Children love going to burn camp
Bob Madigan, WTOP
WASHINGTON - Forty-four teenagers all severely burned and scarred are visiting the nation's capitol from all over the U.S. and Canada this week for International Burn Camp.
For 18 years the International Association of Fire Fighters (IAFF) Charitable Foundation has run the camp. Firefighters know all too well that burns leave both physical scars that last a lifetime and emotional scars that can take many years to heal.
Jason Woods is president of the DC Fire Fighters Burn Foundation which is as been helping out with the burn camp.
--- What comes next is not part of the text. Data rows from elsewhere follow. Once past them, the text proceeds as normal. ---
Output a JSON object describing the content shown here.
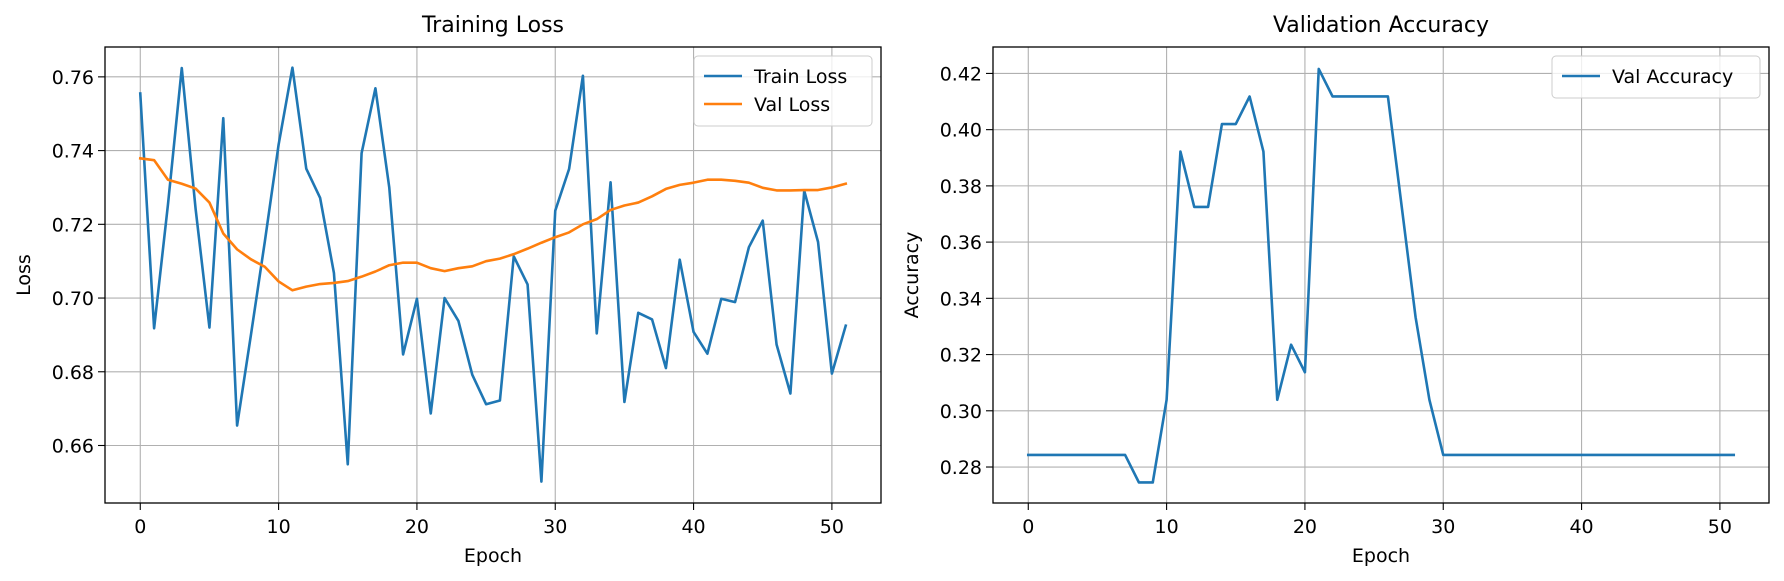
{
  "chart_data": [
    {
      "type": "line",
      "title": "Training Loss",
      "xlabel": "Epoch",
      "ylabel": "Loss",
      "xlim": [
        -2.55,
        53.55
      ],
      "ylim": [
        0.6444,
        0.7681
      ],
      "xticks": [
        0,
        10,
        20,
        30,
        40,
        50
      ],
      "yticks": [
        0.66,
        0.68,
        0.7,
        0.72,
        0.74,
        0.76
      ],
      "xtick_labels": [
        "0",
        "10",
        "20",
        "30",
        "40",
        "50"
      ],
      "ytick_labels": [
        "0.66",
        "0.68",
        "0.70",
        "0.72",
        "0.74",
        "0.76"
      ],
      "grid": true,
      "legend": "top-right",
      "x": [
        0,
        1,
        2,
        3,
        4,
        5,
        6,
        7,
        8,
        9,
        10,
        11,
        12,
        13,
        14,
        15,
        16,
        17,
        18,
        19,
        20,
        21,
        22,
        23,
        24,
        25,
        26,
        27,
        28,
        29,
        30,
        31,
        32,
        33,
        34,
        35,
        36,
        37,
        38,
        39,
        40,
        41,
        42,
        43,
        44,
        45,
        46,
        47,
        48,
        49,
        50,
        51
      ],
      "series": [
        {
          "name": "Train Loss",
          "color": "#1f77b4",
          "values": [
            0.7555,
            0.6918,
            0.7253,
            0.7624,
            0.7242,
            0.692,
            0.7488,
            0.6654,
            0.69,
            0.7152,
            0.7416,
            0.7625,
            0.7351,
            0.7272,
            0.7068,
            0.6549,
            0.7393,
            0.7569,
            0.73,
            0.6847,
            0.6998,
            0.6687,
            0.7,
            0.6938,
            0.6792,
            0.6712,
            0.6722,
            0.7113,
            0.7037,
            0.6502,
            0.7237,
            0.735,
            0.7603,
            0.6904,
            0.7314,
            0.6718,
            0.696,
            0.6942,
            0.681,
            0.7104,
            0.6908,
            0.6849,
            0.6998,
            0.6989,
            0.7138,
            0.721,
            0.6874,
            0.6741,
            0.7291,
            0.7152,
            0.6795,
            0.6925
          ]
        },
        {
          "name": "Val Loss",
          "color": "#ff7f0e",
          "values": [
            0.7379,
            0.7374,
            0.7321,
            0.731,
            0.7297,
            0.7259,
            0.7175,
            0.7132,
            0.7105,
            0.7085,
            0.7045,
            0.7021,
            0.7031,
            0.7038,
            0.7041,
            0.7046,
            0.7058,
            0.7072,
            0.7089,
            0.7096,
            0.7096,
            0.7081,
            0.7073,
            0.7081,
            0.7086,
            0.71,
            0.7107,
            0.7119,
            0.7134,
            0.715,
            0.7165,
            0.7178,
            0.72,
            0.7214,
            0.7239,
            0.7251,
            0.7259,
            0.7276,
            0.7296,
            0.7307,
            0.7313,
            0.7321,
            0.7321,
            0.7318,
            0.7313,
            0.7299,
            0.7292,
            0.7292,
            0.7293,
            0.7293,
            0.73,
            0.731
          ]
        }
      ]
    },
    {
      "type": "line",
      "title": "Validation Accuracy",
      "xlabel": "Epoch",
      "ylabel": "Accuracy",
      "xlim": [
        -2.55,
        53.55
      ],
      "ylim": [
        0.2672,
        0.4294
      ],
      "xticks": [
        0,
        10,
        20,
        30,
        40,
        50
      ],
      "yticks": [
        0.28,
        0.3,
        0.32,
        0.34,
        0.36,
        0.38,
        0.4,
        0.42
      ],
      "xtick_labels": [
        "0",
        "10",
        "20",
        "30",
        "40",
        "50"
      ],
      "ytick_labels": [
        "0.28",
        "0.30",
        "0.32",
        "0.34",
        "0.36",
        "0.38",
        "0.40",
        "0.42"
      ],
      "grid": true,
      "legend": "top-right",
      "x": [
        0,
        1,
        2,
        3,
        4,
        5,
        6,
        7,
        8,
        9,
        10,
        11,
        12,
        13,
        14,
        15,
        16,
        17,
        18,
        19,
        20,
        21,
        22,
        23,
        24,
        25,
        26,
        27,
        28,
        29,
        30,
        31,
        32,
        33,
        34,
        35,
        36,
        37,
        38,
        39,
        40,
        41,
        42,
        43,
        44,
        45,
        46,
        47,
        48,
        49,
        50,
        51
      ],
      "series": [
        {
          "name": "Val Accuracy",
          "color": "#1f77b4",
          "values": [
            0.2843,
            0.2843,
            0.2843,
            0.2843,
            0.2843,
            0.2843,
            0.2843,
            0.2843,
            0.2745,
            0.2745,
            0.3039,
            0.3922,
            0.3725,
            0.3725,
            0.402,
            0.402,
            0.4118,
            0.3922,
            0.3039,
            0.3235,
            0.3137,
            0.4216,
            0.4118,
            0.4118,
            0.4118,
            0.4118,
            0.4118,
            0.3725,
            0.3333,
            0.3039,
            0.2843,
            0.2843,
            0.2843,
            0.2843,
            0.2843,
            0.2843,
            0.2843,
            0.2843,
            0.2843,
            0.2843,
            0.2843,
            0.2843,
            0.2843,
            0.2843,
            0.2843,
            0.2843,
            0.2843,
            0.2843,
            0.2843,
            0.2843,
            0.2843,
            0.2843
          ]
        }
      ]
    }
  ]
}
"The burn camps are an amazing way for us to provide programs for young burn survivors where they can be with peers who have experienced some of the same unfortunate events that they have," Woods says.
Assistant Burn Camp Director David Petracelli says the youngsters are from all over the US and Canada.
"I think we're giving them skills and defense mechanisms to be able to survive and feel good about themselves," Petracelli says.
Among them are 14-year-old Dennis from Detroit, who was severely burned when he was only five years old leaving scars over much of his body. For him this is great.
"I'm not as self-conscious as usual, feels like. You go swimming and you don't have to worry about people staring at you, asking questions. I like it a lot," Dennis says.
In addition to seeing the monuments and museums, campers were expected to meet with national leaders and local firefighters. And they spent a night at Camp Wabanna in Edgewater, Md., to take part in team building and peer support activities, the IAFF says.
Each year, the foundation chooses burn survivors between the ages of 13 and 15 years old from regional burn camps held across the country to attend the international camp. A boy from Silver Spring, Md., was among those chosen to attend this week's camp.